Kamomis is a botulinum toxin type A made by Maypharm in South Korea, sold in a 100-unit vial. Its distinctive feature is that it is vacuum-dried rather than freeze-dried, which the manufacturer ties to claims about purity and consistency. The official guide is below for your records.
What is Kamomis, and what does “vacuum-dried” mean?
Kamomis is a 100-unit botulinum toxin type A from Maypharm. Most toxins are freeze-dried (lyophilized), where the product is frozen and the water removed under low pressure. Kamomis uses vacuum drying instead. The manufacturer states this leaves minimal powder residue in the vial and aims for higher purity and batch-to-batch consistency.
Maypharm also reports that vacuum drying reduces denaturation and foaming when a professional reconstitutes the product, and suggests it may lower immunogenicity risk. Read those as the manufacturer’s rationale, not settled fact. The product contains human serum albumin and sodium chloride as excipients, and Maypharm reports stability holding within 95 to 105% of labeled potency over 12 months.

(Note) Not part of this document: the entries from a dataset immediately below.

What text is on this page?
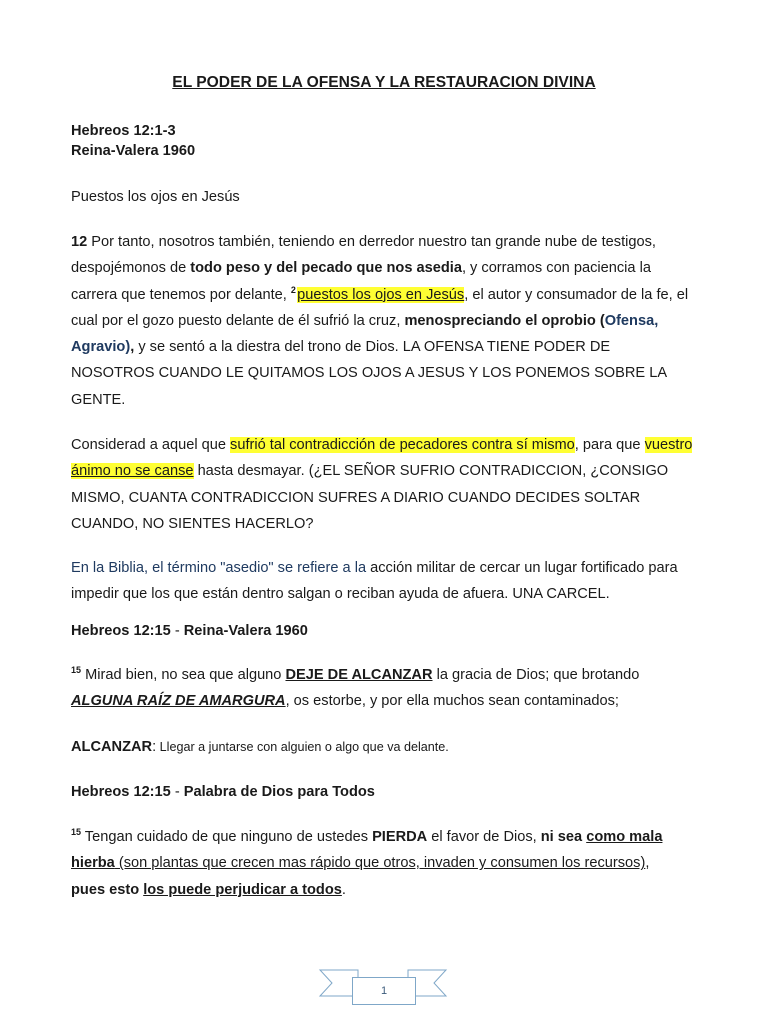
EL PODER DE LA OFENSA Y LA RESTAURACION DIVINA
Hebreos 12:1-3
Reina-Valera 1960
Puestos los ojos en Jesús
12 Por tanto, nosotros también, teniendo en derredor nuestro tan grande nube de testigos, despojémonos de todo peso y del pecado que nos asedia, y corramos con paciencia la carrera que tenemos por delante, $^2$ puestos los ojos en Jesús, el autor y consumador de la fe, el cual por el gozo puesto delante de él sufrió la cruz, menospreciando el oprobio (Ofensa, Agravio), y se sentó a la diestra del trono de Dios. LA OFENSA TIENE PODER DE NOSOTROS CUANDO LE QUITAMOS LOS OJOS A JESUS Y LOS PONEMOS SOBRE LA GENTE.
Considerad a aquel que sufrió tal contradicción de pecadores contra sí mismo, para que vuestro ánimo no se canse hasta desmayar. (¿EL SEÑOR SUFRIO CONTRADICCION, ¿CONSIGO MISMO, CUANTA CONTRADICCION SUFRES A DIARIO CUANDO DECIDES SOLTAR CUANDO, NO SIENTES HACERLO?
En la Biblia, el término "asedio" se refiere a la acción militar de cercar un lugar fortificado para impedir que los que están dentro salgan o reciban ayuda de afuera. UNA CARCEL.
Hebreos 12:15 - Reina-Valera 1960
$^{15}$ Mirad bien, no sea que alguno DEJE DE ALCANZAR la gracia de Dios; que brotando ALGUNA RAÍZ DE AMARGURA, os estorbe, y por ella muchos sean contaminados;
ALCANZAR: Llegar a juntarse con alguien o algo que va delante.
Hebreos 12:15 - Palabra de Dios para Todos
$^{15}$ Tengan cuidado de que ninguno de ustedes PIERDA el favor de Dios, ni sea como mala hierba (son plantas que crecen mas rápido que otros, invaden y consumen los recursos),
pues esto los puede perjudicar a todos.
1
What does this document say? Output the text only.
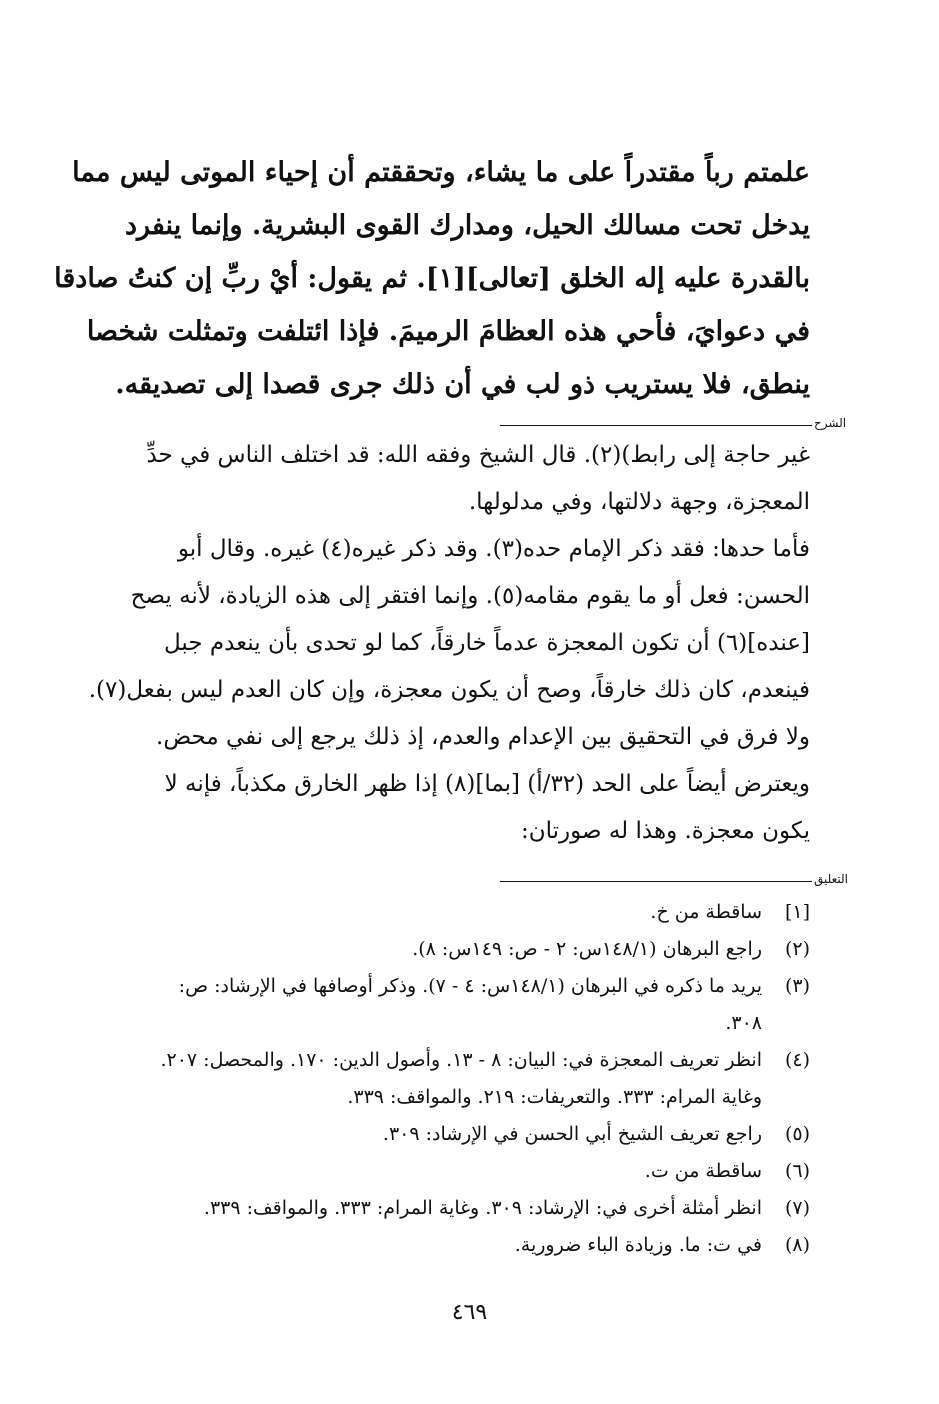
علمتم رباً مقتدراً على ما يشاء، وتحققتم أن إحياء الموتى ليس مما
يدخل تحت مسالك الحيل، ومدارك القوى البشرية. وإنما ينفرد
بالقدرة عليه إله الخلق [تعالى][١]. ثم يقول: أيْ ربِّ إن كنتُ صادقا
في دعوايَ، فأحي هذه العظامَ الرميمَ. فإذا ائتلفت وتمثلت شخصا
ينطق، فلا يستريب ذو لب في أن ذلك جرى قصدا إلى تصديقه.
الشرح
غير حاجة إلى رابط)(٢). قال الشيخ وفقه الله: قد اختلف الناس في حدِّ
المعجزة، وجهة دلالتها، وفي مدلولها.
فأما حدها: فقد ذكر الإمام حده(٣). وقد ذكر غيره(٤) غيره. وقال أبو
الحسن: فعل أو ما يقوم مقامه(٥). وإنما افتقر إلى هذه الزيادة، لأنه يصح
[عنده](٦) أن تكون المعجزة عدماً خارقاً، كما لو تحدى بأن ينعدم جبل
فينعدم، كان ذلك خارقاً، وصح أن يكون معجزة، وإن كان العدم ليس بفعل(٧).
ولا فرق في التحقيق بين الإعدام والعدم، إذ ذلك يرجع إلى نفي محض.
ويعترض أيضاً على الحد (٣٢/أ) [بما](٨) إذا ظهر الخارق مكذباً، فإنه لا
يكون معجزة. وهذا له صورتان:
التعليق
[١]
ساقطة من خ.
(٢)
راجع البرهان (١٤٨/١س: ٢ - ص: ١٤٩س: ٨).
(٣)
يريد ما ذكره في البرهان (١٤٨/١س: ٤ - ٧). وذكر أوصافها في الإرشاد: ص:
٣٠٨.
(٤)
انظر تعريف المعجزة في: البيان: ٨ - ١٣. وأصول الدين: ١٧٠. والمحصل: ٢٠٧.
وغاية المرام: ٣٣٣. والتعريفات: ٢١٩. والمواقف: ٣٣٩.
(٥)
راجع تعريف الشيخ أبي الحسن في الإرشاد: ٣٠٩.
(٦)
ساقطة من ت.
(٧)
انظر أمثلة أخرى في: الإرشاد: ٣٠٩. وغاية المرام: ٣٣٣. والمواقف: ٣٣٩.
(٨)
في ت: ما. وزيادة الباء ضرورية.
٤٦٩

Log Notes. This explains what Kamomis is and its drying method, not how to use it. It gives no doses, units, dilution, injection points, depth, or frequency, all of which live in the official guide and belong to a licensed professional. Nothing here is medical advice, and this is not a do-it-yourself procedure.
How does botulinum toxin type A work?
It temporarily relaxes the muscle it targets. Botulinum toxin type A blocks acetylcholine release at the neuromuscular junction, the chemical signal that tells a muscle to contract. Published reviews of the mechanism of botulinum toxin type A describe how interrupting that signal relaxes the treated muscle for a period, after which nerve signaling gradually returns and movement comes back.
The drying method does not change that core mechanism. Vacuum drying versus freeze drying is a manufacturing and formulation difference, framed by makers as affecting purity, residue, and handling, not the way the toxin acts on the nerve. Kamomis was in clinical trials and export-licensed at the time of its brochure, so treat its specific claims as newer and less independently studied than longtime brands.
What should you expect, and what is worth tracking?
A clear timeline and an honest record. The relaxing effect builds over days, then fades over weeks to months, so the comparison that matters is session to session. If you want to weigh drying methods, our post on Toxpia covers another product that leans on the vacuum-dried angle, which makes for a fair side-by-side.
What should the record actually contain? Start with how long results lasted for you. The durations you read about are averages drawn from large groups, and your own number may land higher or lower. Note the date the effect began to ease and count back to your last session to learn your personal range.
Photos earn their keep only when they are consistent. Use the same angle, the same lighting, and a neutral expression every time, ideally at a similar hour of the day. A matched before-and-after pair beats memory or a flattering glance in the mirror. Mismatched, casual snapshots tend to mislead more than they inform.
A short self-rating before your next appointment rounds it out. Score how relaxed the area still feels and note whether you would repeat the same plan. Because Kamomis leans on newer, less independently studied claims, recording the brand and batch matters even more. If you later switch products, that note is what lets you compare one toxin against another honestly.
This is the kind of cycle Dosefi is built to track. Add Kamomis as a treatment, log each session with its date and a photo, set a reminder for when results typically start to ease, and let your self-rated notes build a trend over time. For broader context, see how long does Botox last.
A grounded takeaway
Kamomis is Maypharm’s vacuum-dried botulinum toxin type A in a 100-unit vial, marketed around purity, low residue, and consistency. Treat those claims as the manufacturer’s framing rather than proven advantages, keep a dated record, and leave candidacy, dosing, and the procedure to a licensed professional. The official guide is attached for your reference.
Sources
- “Botulinum Toxin Type A” pharmacology review (PMC). Peer-reviewed overview of how botulinum toxin type A blocks acetylcholine release at the neuromuscular junction.